The e-reader product will be available through Amazon, Google Play, and iTunes online stores.
Yes. All reward levels include the games unless they explicitly say "fiction-only" (or indicate no copies in the case of the Metik).
If we aren't associated with the original magazine called Ares, why did we chose the name Ares Magazine?
We chose the name Ares for the magazine for a couple of reasons. For some folks, they will find that our magazine will provide the value they used to get from SPI’s magazine. But mostly we chose Ares for the magazine's name because it's cool.
Below are excerpts from the blog on our website, www.aresmagazine.com.
“It’s very important that we start creating new content again. We can only build on nostalgia so much before we have nothing left to build on.”
We think it’s great that so many people remember SPI's magazine, Ares. But we’re not SPI and it’s not 1983.

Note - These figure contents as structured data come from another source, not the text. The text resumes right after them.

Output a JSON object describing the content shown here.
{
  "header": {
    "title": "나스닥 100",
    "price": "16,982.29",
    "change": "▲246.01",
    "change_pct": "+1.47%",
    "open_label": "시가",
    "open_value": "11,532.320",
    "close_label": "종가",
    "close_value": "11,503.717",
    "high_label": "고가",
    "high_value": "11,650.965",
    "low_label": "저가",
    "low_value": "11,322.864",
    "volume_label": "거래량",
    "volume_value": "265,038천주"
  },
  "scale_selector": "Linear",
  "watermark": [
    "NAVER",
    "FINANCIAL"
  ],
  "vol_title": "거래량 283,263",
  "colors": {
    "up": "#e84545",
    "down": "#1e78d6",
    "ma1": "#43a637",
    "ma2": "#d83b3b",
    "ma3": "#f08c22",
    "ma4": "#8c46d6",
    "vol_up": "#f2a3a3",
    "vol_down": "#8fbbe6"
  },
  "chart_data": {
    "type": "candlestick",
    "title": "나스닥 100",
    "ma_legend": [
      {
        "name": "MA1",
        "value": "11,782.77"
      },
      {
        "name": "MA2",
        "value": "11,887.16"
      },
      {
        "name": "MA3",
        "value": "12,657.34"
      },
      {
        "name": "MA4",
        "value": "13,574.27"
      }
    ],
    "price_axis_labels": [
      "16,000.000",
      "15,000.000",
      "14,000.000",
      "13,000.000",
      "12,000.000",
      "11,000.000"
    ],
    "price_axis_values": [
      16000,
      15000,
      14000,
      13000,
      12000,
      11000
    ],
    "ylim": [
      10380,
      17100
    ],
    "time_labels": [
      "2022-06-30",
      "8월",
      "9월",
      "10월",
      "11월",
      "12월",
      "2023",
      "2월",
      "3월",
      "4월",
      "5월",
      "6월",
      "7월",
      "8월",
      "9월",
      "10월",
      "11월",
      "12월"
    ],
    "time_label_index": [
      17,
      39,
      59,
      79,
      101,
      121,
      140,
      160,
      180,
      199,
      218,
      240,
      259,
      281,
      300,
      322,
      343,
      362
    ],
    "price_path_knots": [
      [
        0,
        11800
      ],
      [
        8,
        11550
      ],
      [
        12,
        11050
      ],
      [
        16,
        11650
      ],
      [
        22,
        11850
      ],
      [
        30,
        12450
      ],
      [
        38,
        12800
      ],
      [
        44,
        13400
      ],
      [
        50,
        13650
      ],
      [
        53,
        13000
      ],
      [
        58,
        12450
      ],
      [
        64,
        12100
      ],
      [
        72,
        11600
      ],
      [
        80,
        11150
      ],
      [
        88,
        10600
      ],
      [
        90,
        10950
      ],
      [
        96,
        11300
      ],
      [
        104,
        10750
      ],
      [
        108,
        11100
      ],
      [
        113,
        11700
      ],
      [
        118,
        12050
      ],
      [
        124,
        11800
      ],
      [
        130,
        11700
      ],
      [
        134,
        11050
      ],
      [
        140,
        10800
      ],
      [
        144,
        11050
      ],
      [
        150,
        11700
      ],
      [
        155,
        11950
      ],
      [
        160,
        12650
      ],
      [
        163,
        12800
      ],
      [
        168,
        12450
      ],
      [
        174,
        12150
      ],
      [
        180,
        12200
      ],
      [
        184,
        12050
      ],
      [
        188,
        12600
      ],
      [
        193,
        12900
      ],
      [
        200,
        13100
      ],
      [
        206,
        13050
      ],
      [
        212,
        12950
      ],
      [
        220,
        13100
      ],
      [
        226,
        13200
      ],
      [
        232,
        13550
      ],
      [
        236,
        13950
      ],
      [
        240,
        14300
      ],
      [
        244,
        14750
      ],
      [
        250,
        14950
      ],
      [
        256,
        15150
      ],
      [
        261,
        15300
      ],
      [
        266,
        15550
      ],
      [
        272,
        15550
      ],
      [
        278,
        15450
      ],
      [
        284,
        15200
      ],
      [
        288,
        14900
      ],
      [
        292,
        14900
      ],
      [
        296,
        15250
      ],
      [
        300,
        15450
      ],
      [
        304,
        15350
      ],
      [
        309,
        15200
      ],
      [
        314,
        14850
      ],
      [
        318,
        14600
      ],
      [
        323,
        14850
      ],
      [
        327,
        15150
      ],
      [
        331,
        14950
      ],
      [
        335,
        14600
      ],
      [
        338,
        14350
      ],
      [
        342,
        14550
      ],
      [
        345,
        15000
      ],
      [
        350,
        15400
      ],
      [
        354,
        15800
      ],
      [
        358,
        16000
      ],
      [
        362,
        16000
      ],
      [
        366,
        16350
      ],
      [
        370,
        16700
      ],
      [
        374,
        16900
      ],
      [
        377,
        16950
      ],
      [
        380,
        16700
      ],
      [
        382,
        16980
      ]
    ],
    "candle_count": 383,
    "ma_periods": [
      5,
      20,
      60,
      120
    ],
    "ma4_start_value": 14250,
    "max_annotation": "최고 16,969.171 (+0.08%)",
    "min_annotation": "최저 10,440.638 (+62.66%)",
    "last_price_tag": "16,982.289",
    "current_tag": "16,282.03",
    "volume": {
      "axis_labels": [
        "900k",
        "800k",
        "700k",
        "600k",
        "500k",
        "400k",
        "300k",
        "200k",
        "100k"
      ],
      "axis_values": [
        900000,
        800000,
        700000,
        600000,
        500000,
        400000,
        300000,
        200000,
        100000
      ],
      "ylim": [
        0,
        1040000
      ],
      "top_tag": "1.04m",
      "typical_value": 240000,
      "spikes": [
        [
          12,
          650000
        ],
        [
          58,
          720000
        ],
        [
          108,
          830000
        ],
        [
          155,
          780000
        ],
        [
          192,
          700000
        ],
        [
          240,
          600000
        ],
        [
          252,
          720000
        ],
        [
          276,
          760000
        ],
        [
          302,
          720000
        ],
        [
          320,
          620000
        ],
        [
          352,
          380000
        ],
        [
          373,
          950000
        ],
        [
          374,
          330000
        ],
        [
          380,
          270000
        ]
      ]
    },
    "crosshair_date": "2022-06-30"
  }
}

We aren't trying to recapture our teenage years and we’re not trying to clone a T-Rex. We have not come down with the nostalgia bug. We’re driven by something different. We have a vision. The vision is of a new product — one that makes sense in 2014.
Recreating an exact copy of a 30-year old periodical doesn't make sense.
SPI's magazine contained hard science news, movie reviews, and other content that just won’t work for a contemporary audience. The internet provides readers with science news, reviews, etc., essentially immediately. The fastest we could turn around a printed magazine is maybe 60 days. That’s not like publishing yesterday’s news. That’s publishing news from two months ago.
Our magazine will focus on the fiction and the game at the expense of some of the other content …
We will also publish an e-reader version of the magazine without the game materials. There’s no reason to make your phone or tablet feel left out.
So if this vision incidentally pays homage to Ares, Amazing Stories, The Space Gamer, or Tales from the Crypt, that’s fine with us. We’re even in touch with some of the original Ares staff, not to recreate SPI's product, but to take advantage of points where their expertise and enthusiasm aligns with our vision.